In Topform nach Ungarn
VON TIM WINTER - zuletzt aktualisiert: 17.06.2009Bald beginnen in Nordrhein-Westfalen die Sommerferien. Bundesweit freuen sich die Schüler auf eine erholsame Sommerzeit. Anders Lea Reimann. Während der Großteil von Leas Freunden in südeuropäischen Urlaubshochburgen entspannte Ferien genießen, ackert Lea in Duisburg für eine gute Form – für ihren bisher wichtigsten Wettkampf. Die Judoka vom PSV Duisburg startet in der vorletzten Ferienwoche bei den Junioren-Weltmeisterschaften in Ungarn. "Ich fahre nicht in den Urlaub, weil ich in den Ferien viel trainieren werde, damit ich in Ungarn richtig fit bin", erklärt Lea den Grund für ihre Ferien auf "Balkonien".
Die Einstellung der derzeit erfolgreichsten PSV-Kämpferin könnte professioneller wohl nicht sein. Dies spiegelt auch Leas Erwartungshaltung der Weltmeisterschaft gegenüber wider: "Ich gebe mein Bestes. Für mich ist es schon eine Ehre überhaupt mitfahren zu dürfen. Ein konkretes Ziel für die Wettkämpfe habe ich zurzeit noch nicht, vielleicht ändert sich das aber noch in den nächsten Wochen."
Zeit zum Entspannen bleibt Lea in den nächsten Wochen kaum: "Ich trainiere viel und gerne, daher macht mir die wenige Freizeit nicht allzuviel aus". Doch bei allem Training – die Schule kommt bei der Gymnasiastin keinesfalls zu kurz. "Wir erhalten bald Zeugnisse und es ist alles im grünen Bereich, also habe ich da momentan keine Schwierigkeiten", erzählt Lea Reimann erfreut.
Derzeit geht sie auf das Julius-Stursberg-Gymnasium in Neukirchen-Vluyn in die achte Klasse. Neben der Schule und dem Sport ist der PSV-Kämpferin ihre Familie ebenfalls sehr wichtig. Auch in Ungarn kann Lea auf familiäre Unterstützung bauen. "Mein Vater fliegt später nach. Zuerst wollten meine Mutter und meine Schwester auch mitkommen, doch dies ging leider aus Kostengründen nicht", erklärt sie etwas enttäuscht. Dennoch überwiegt die Freude, dass wenigstens ihr Vater anfeuernd am Mattenrand stehen wird. "Doch wir schlafen in unterschiedlichen Hotels", stellt Lea anschließend schmunzelnd klar.

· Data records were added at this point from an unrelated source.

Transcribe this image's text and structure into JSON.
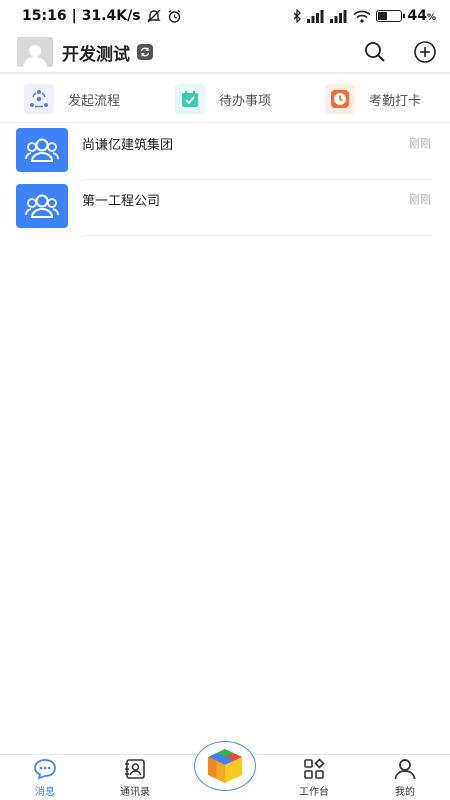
{
  "status_bar": {
    "time": "15:16",
    "speed": "31.4K/s",
    "battery_percent_text": "44",
    "battery_percent_sign": "%",
    "battery_level": 0.44
  },
  "header": {
    "title": "开发测试"
  },
  "quick_actions": [
    {
      "label": "发起流程",
      "icon": "flow-icon",
      "color": "#6b7bd6"
    },
    {
      "label": "待办事项",
      "icon": "calendar-check-icon",
      "color": "#3ec9b6"
    },
    {
      "label": "考勤打卡",
      "icon": "clock-icon",
      "color": "#f26b3a"
    }
  ],
  "conversations": [
    {
      "name": "尚谦亿建筑集团",
      "time": "刚刚",
      "icon": "group-icon"
    },
    {
      "name": "第一工程公司",
      "time": "刚刚",
      "icon": "group-icon"
    }
  ],
  "bottom_nav": {
    "items": [
      {
        "label": "消息",
        "icon": "chat-icon",
        "active": true
      },
      {
        "label": "通讯录",
        "icon": "contacts-icon",
        "active": false
      },
      {
        "label": "工作台",
        "icon": "workbench-icon",
        "active": false
      },
      {
        "label": "我的",
        "icon": "profile-icon",
        "active": false
      }
    ],
    "center_icon": "app-cube-icon"
  },
  "colors": {
    "accent": "#3e82f7"
  }
}
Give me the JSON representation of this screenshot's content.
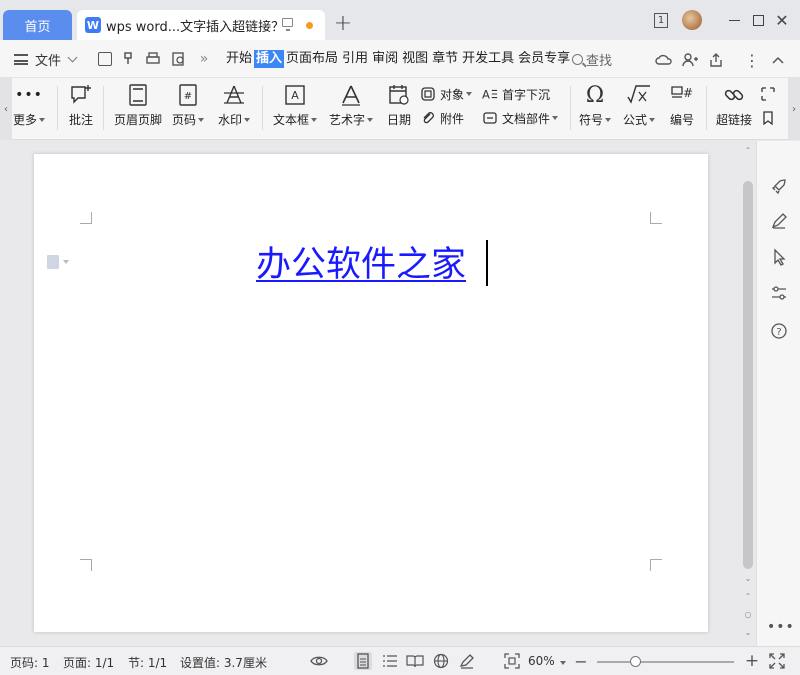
{
  "titlebar": {
    "home_tab": "首页",
    "doc_tab_title": "wps word...文字插入超链接？",
    "doc_logo_letter": "W",
    "new_tab": "+",
    "badge": "1",
    "close_glyph": "✕",
    "modified_dot_color": "#f59a23"
  },
  "menubar": {
    "file_label": "文件",
    "overflow": "»",
    "items": [
      "开始",
      "插入",
      "页面布局",
      "引用",
      "审阅",
      "视图",
      "章节",
      "开发工具",
      "会员专享"
    ],
    "active_item": "插入",
    "search_label": "查找"
  },
  "ribbon": {
    "more": "更多",
    "comment": "批注",
    "header_footer": "页眉页脚",
    "page_number": "页码",
    "watermark": "水印",
    "textbox": "文本框",
    "wordart": "艺术字",
    "date": "日期",
    "object": "对象",
    "attachment": "附件",
    "drop_cap": "首字下沉",
    "doc_parts": "文档部件",
    "symbol": "符号",
    "formula": "公式",
    "numbering": "编号",
    "hyperlink": "超链接"
  },
  "document": {
    "hyperlink_text": "办公软件之家",
    "hyperlink_color": "#1a1aff"
  },
  "statusbar": {
    "page_num": "页码: 1",
    "pages": "页面: 1/1",
    "section": "节: 1/1",
    "setting": "设置值: 3.7厘米",
    "zoom": "60%",
    "zoom_minus": "−",
    "zoom_plus": "+"
  },
  "sidepanel": {
    "more": "•••"
  },
  "colors": {
    "accent": "#3d86f5",
    "home_tab": "#5b8def"
  }
}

Während der Weltmeisterschaft steht verständlicherweise das Gemeinschaftsgefühl in der Nationalmannschaft an höchster Stelle und nicht die väterliche Nähe im Vordergrund. Für Lea Reimann ist es nicht die erste Reise nach Ungarn. Vor einigen Jahren war sie schonmal zu Gast in dem osteuropäischen Land. "Ich war als kleines Kind schonmal in Ungarn. Meine einzige Erinnerung ist, dass dort viele Berge waren", schmunzelt die Gymnasiastin. Vielleicht sorgt die sympathische PSV-Kämpferin dafür, dass sich Ungarn doch noch etwas positiver in ihre Erinnerungen einprägt.